What Made Anchor Poppy Harlow Pass Out Live On the Air?
Poppy Harlow, 33, passed out during a live television broadcast Monday morning.
-- It was a frightening TV moment seen across the globe Monday morning when CNN anchor Poppy Harlow passed out while on the air.
Harlow, 33, was reporting live when her words began to slur and soon after, listeners could hear her gasping for air.
The station then cut to commercial break, leaving viewers to share their concerns on social media.
Shortly after the episode though, Harlow jumped on Twitter to put minds at ease.
“For all of you asking on twitter..thank you so much…I got a little hot and I passed out for a moment..I am fine," she wrote on her Twitter page.
Harlow, who is pregnant, said she saw a doctor right after the incident, tweeting “Update from the hospital—our little girl due this spring is doing just fine.
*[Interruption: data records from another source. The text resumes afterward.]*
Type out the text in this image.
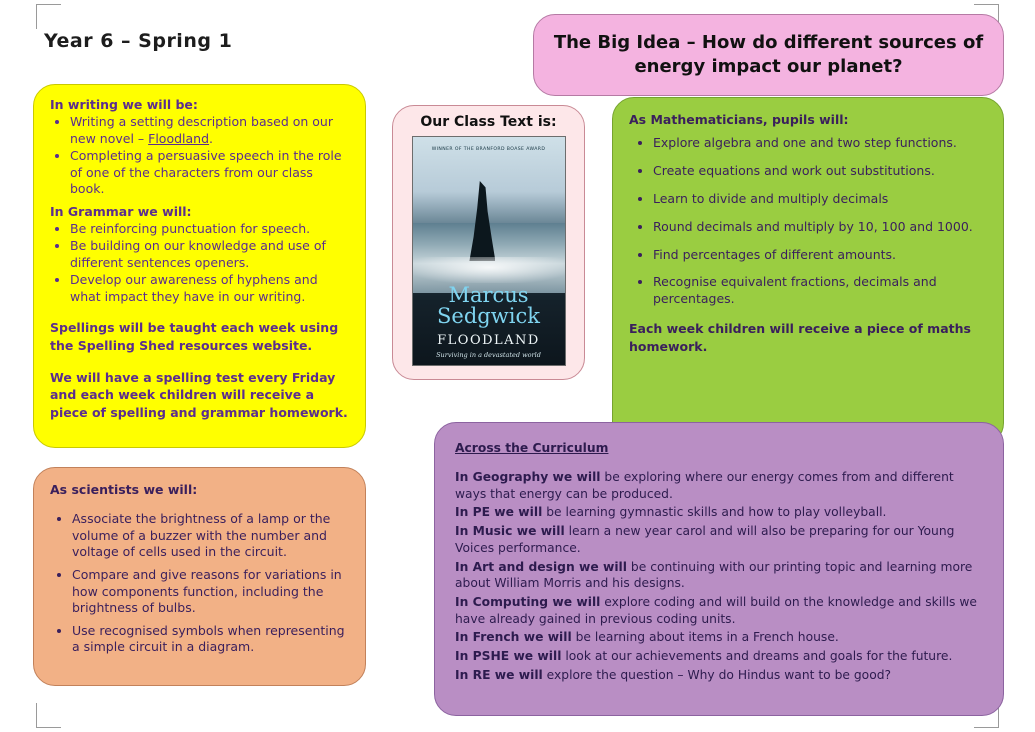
Year 6 – Spring 1	The Big Idea – How do different sources of energy impact our planet?
In writing we will be:
• Writing a setting description based on our new novel – Floodland.
• Completing a persuasive speech in the role of one of the characters from our class book.
In Grammar we will:
• Be reinforcing punctuation for speech.
• Be building on our knowledge and use of different sentences openers.
• Develop our awareness of hyphens and what impact they have in our writing.
Spellings will be taught each week using the Spelling Shed resources website.
We will have a spelling test every Friday and each week children will receive a piece of spelling and grammar homework.
Our Class Text is:
WINNER OF THE BRANFORD BOASE AWARD
Marcus
Sedgwick
FLOODLAND
Surviving in a devastated world
As Mathematicians, pupils will:
• Explore algebra and one and two step functions.
• Create equations and work out substitutions.
• Learn to divide and multiply decimals
• Round decimals and multiply by 10, 100 and 1000.
• Find percentages of different amounts.
• Recognise equivalent fractions, decimals and percentages.
Each week children will receive a piece of maths homework.
As scientists we will:
• Associate the brightness of a lamp or the volume of a buzzer with the number and voltage of cells used in the circuit.
• Compare and give reasons for variations in how components function, including the brightness of bulbs.
• Use recognised symbols when representing a simple circuit in a diagram.
Across the Curriculum

In Geography we will be exploring where our energy comes from and different ways that energy can be produced.

In PE we will be learning gymnastic skills and how to play volleyball.

In Music we will learn a new year carol and will also be preparing for our Young Voices performance.

In Art and design we will be continuing with our printing topic and learning more about William Morris and his designs.

In Computing we will explore coding and will build on the knowledge and skills we have already gained in previous coding units.

In French we will be learning about items in a French house.

In PSHE we will look at our achievements and dreams and goals for the future.

In RE we will explore the question – Why do Hindus want to be good?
Was a scare but we are both ok. Thank you all so much!”
Jennifer Wu, an OB/GYN at Lenox Hill Hospital in New York who does not treat Harlow, said dizziness and fainting are not uncommon during pregnancy.
"Dizziness can be very common during pregnancy," Wu told ABC News. "There are hormonal and physiological changes that happen to your body when you are pregnant, your blood vessels dilate in order to bring more blood to your uterus and to the growing baby.
"I tell pregnant patients it is better for them to eat small frequent meals, so instead of a big breakfast big lunch or big dinner better to eat every 2 hours," she added. "...you should always contact your doctor about faintness and dizziness--some symptoms are serious like shortness-of-breath, or chest pains."
This is not the first time a reporter has struggled with words on-air.
It happened to ABC News' own Paula Faris in 2013, thanks to gestational asthma, also because of a baby on-board.
And in 2011, news reporter Serene Branson of KCBS-TV in California made national headlines after she lost her ability to speak coherently as a result of a migraine aura.
As for Poppy Harlow, her experience was nothing more than a scare and she and her baby are doing just fine.
But doctors like Wu warn that if this happens to you, be sure to see a doctor right away.